Contexte français : pour une prévention fondée sur les données scientifiques indépendamment
des intérêts économiques
et politiques1

Amine Benyamina
CERTA, Hôpital universitaire Paul Brousse

Les dommages de la consommation d’alcool : connaissances scientifiques et perceptions

Les politiques publiques de prévention s’appuient sur l’imaginaire et sur la perception vis-à-vis des produits. L’evidence-based medecine est évacuée, pour s’appuyer sur la vox populi.
Le terme de « perceptions » est gênant pour les scientifiques mais il peut être mesuré car il a un effet sur la façon dont la politique de prévention doit être menée. L’organisme Santé publique France est pris entre deux feux. L’un des enjeux de Santé publique France est de dé-normaliser l’alcool. Toutefois, dès que l’on parle de dé-normalisation de l’alcool dans une dimension de prévention, on est attaqués pour prise de position et partialité. La Mission interministérielle de lutte contre les drogues et les conduites addictives (Mildeca) a publié un rapport, qui présente une très bonne expertise du problème mais avec des solutions se situant en deçà des attentes.
En France, les addictions sont responsables d’un mort sur cinq.
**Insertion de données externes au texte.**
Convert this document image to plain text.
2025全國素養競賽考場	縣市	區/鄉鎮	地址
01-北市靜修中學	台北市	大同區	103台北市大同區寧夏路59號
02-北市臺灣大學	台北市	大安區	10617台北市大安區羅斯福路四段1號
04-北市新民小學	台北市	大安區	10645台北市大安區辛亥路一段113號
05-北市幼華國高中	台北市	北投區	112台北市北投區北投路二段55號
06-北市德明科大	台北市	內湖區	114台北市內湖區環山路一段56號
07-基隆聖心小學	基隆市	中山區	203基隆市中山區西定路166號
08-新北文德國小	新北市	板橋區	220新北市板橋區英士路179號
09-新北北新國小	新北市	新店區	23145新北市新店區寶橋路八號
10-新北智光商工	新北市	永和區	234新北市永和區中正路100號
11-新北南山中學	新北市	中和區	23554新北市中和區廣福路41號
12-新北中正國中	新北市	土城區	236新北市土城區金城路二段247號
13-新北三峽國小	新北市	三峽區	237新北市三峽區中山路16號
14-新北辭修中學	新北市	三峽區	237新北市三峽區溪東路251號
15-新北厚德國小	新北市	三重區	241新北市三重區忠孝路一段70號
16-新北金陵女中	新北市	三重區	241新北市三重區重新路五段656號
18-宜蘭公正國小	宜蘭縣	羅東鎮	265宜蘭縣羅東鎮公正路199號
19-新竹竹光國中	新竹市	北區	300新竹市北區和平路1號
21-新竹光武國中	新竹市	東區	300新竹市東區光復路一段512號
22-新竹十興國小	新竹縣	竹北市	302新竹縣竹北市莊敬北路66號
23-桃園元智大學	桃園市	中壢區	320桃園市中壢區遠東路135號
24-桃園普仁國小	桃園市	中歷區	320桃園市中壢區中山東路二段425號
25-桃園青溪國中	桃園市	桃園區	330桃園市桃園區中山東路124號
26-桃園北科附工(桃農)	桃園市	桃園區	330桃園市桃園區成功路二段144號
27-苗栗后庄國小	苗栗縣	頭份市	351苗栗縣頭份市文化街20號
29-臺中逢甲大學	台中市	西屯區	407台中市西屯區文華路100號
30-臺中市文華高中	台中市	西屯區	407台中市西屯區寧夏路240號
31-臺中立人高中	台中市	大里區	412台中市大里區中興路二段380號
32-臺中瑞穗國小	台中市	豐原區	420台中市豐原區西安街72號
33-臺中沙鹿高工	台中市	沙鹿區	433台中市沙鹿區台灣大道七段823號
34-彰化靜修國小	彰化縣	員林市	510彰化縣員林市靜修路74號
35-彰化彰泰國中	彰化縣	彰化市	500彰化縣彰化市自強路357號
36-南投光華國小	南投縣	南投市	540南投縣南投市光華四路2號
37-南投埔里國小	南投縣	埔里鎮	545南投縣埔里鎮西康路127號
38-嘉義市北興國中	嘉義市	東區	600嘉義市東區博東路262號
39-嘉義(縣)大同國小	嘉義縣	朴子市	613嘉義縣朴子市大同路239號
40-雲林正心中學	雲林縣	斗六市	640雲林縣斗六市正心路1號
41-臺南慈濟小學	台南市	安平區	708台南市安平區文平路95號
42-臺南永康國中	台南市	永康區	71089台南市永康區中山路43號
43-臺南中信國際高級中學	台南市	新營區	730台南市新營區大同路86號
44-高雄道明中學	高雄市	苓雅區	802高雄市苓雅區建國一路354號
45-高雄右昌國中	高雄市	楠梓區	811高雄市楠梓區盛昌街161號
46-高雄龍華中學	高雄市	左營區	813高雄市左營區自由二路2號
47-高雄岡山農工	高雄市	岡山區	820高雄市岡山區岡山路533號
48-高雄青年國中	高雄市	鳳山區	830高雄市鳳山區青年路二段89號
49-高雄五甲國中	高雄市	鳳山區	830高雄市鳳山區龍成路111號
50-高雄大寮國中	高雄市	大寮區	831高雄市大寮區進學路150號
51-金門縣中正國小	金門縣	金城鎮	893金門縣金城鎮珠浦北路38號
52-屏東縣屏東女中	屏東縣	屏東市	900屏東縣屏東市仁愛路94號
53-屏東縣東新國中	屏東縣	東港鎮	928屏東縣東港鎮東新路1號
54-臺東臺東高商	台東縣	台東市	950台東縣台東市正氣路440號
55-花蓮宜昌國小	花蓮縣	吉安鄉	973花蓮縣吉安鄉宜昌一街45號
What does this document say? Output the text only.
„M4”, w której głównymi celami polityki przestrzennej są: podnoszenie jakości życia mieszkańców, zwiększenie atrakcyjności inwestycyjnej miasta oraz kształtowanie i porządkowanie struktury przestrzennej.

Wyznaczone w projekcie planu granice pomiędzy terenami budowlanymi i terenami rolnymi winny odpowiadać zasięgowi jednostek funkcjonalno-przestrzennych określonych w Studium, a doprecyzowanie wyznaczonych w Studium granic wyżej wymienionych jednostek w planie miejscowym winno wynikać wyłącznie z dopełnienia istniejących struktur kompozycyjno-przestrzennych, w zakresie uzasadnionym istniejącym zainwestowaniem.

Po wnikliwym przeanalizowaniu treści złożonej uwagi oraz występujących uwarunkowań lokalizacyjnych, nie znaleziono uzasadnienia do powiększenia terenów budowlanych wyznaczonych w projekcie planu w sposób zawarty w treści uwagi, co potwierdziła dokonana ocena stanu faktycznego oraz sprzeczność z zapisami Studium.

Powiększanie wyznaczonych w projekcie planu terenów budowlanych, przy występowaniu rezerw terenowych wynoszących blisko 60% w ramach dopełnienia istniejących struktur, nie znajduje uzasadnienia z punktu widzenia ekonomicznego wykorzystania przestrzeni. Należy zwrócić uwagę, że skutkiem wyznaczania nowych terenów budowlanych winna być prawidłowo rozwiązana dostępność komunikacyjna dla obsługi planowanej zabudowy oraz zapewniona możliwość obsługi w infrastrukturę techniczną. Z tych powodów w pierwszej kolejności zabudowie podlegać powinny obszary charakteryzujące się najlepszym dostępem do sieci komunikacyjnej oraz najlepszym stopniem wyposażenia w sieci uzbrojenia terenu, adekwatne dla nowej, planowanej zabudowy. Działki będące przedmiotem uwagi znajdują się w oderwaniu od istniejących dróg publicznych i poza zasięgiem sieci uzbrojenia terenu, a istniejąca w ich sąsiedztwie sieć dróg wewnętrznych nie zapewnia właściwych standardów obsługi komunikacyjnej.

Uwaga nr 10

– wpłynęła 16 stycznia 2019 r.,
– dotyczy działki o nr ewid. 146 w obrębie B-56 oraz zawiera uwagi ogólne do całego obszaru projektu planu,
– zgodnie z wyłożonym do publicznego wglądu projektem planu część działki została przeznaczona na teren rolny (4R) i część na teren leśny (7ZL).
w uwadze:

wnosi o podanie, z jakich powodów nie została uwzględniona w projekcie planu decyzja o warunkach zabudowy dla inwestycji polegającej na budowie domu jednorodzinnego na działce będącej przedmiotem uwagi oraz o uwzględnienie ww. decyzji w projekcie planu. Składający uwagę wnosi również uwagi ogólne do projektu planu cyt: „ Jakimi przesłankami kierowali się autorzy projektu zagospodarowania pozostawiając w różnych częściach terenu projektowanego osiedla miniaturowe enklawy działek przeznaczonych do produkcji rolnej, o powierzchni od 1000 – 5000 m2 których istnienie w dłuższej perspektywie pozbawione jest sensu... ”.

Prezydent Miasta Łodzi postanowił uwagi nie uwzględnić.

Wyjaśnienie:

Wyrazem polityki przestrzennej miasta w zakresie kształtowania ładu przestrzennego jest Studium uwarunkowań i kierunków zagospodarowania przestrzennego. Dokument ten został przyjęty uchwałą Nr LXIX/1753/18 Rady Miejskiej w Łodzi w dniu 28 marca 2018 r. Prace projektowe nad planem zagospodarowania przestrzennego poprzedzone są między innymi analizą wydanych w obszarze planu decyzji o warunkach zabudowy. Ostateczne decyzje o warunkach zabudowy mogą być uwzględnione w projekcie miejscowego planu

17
Le coût social de l’alcool est important, comme la contribution du budget de la Sécurité sociale. La prévention doit donc s’imposer.
En 2012, avec Michel Reynaud et Catherine Bourgain, nous avons tenté de déterminer comment les drogues étaient perçues en fonction de leur gravité, par la population d’une part, en ayant recours à un institut de sondages, et par les experts d’autre part. Un travail identique avait été conduit en Grande-Bretagne par David Nutt. Les évaluations de l’ensemble des dommages individuels et sociaux sont parfaitement concordantes pour l’ensemble des experts internationaux et français. Ainsi, pour tous les experts interrogés, l’alcool est le produit qui procure le plus de plaisir et de bien-être, et simultanément le produit le plus dangereux, associant des dommages sanitaires et des dommages sociaux majeurs. Pour sa part, le tabac est le principal facteur de mortalité et le cannabis cause des dommages sanitaires mais surtout sociaux absolument majeurs.
En revanche, les discordances sont majeures entre l’évaluation des experts et les représentations sociales du public. Pour la population, les dommages liés aux trois principales drogues illégales (cannabis, cocaïne, héroïne) sont plus élevés. À une époque, Roques avait indiqué que l’alcool était plus dangereux que le cannabis. De plus, l’alcool est classé par la population au même niveau que le cannabis pour les dommages individuels, alors qu’il cause 41 000 morts, et même après la cocaïne et le cannabis dans l’évaluation des dommages sociaux.
Nous ne pouvons pas imposer une politique de prévention en l’absence de consensus sur la nocivité d’un produit. Le terrain doit être favorable, débarrassé de l’intoxication due aux représentations sociales. Pour être efficace, la politique de lutte contre les dommages des addictions ne doit plus être menée à partir des représentations de la réalité mais être construite à partir de faits scientifiques.
En 2006, 53 % des Français connaissaient une personne dont ils pensaient qu’elle avait un problème avec l’alcool et 38 % reconnaissaient avoir souffert de la consommation d’alcool d’une personne de leur entourage. De plus, l’opinion était plutôt favorable vis-à-vis de l’action des pouvoirs publics. Pour autant, le caractère liberticide des actions s’exprimait chez un tiers des personnes interrogées. De plus, 58 % pensaient que les pouvoirs publics ne faisaient pas assez.
La taille du pictogramme « Femme Enceinte » a fait l’objet d’une polémique insensée. Cinquante pour cent des personnes interrogées ont entendu parler de l’apposition de ce pictogramme et 90 % approuvent cette mesure, alors que seuls 47 % estiment que les risques pour les fœtus commencent dès le premier verre (le taux était de 25 % en novembre 2014). Il apparaît également une méconnaissance des risques liés à la consommation excessive. Vingt cinq pour cent citent correctement le seuil de consommation à risque de l’époque. Pour 35 %, les accidents de la route sont la principale cause de mortalité liée à l’alcool.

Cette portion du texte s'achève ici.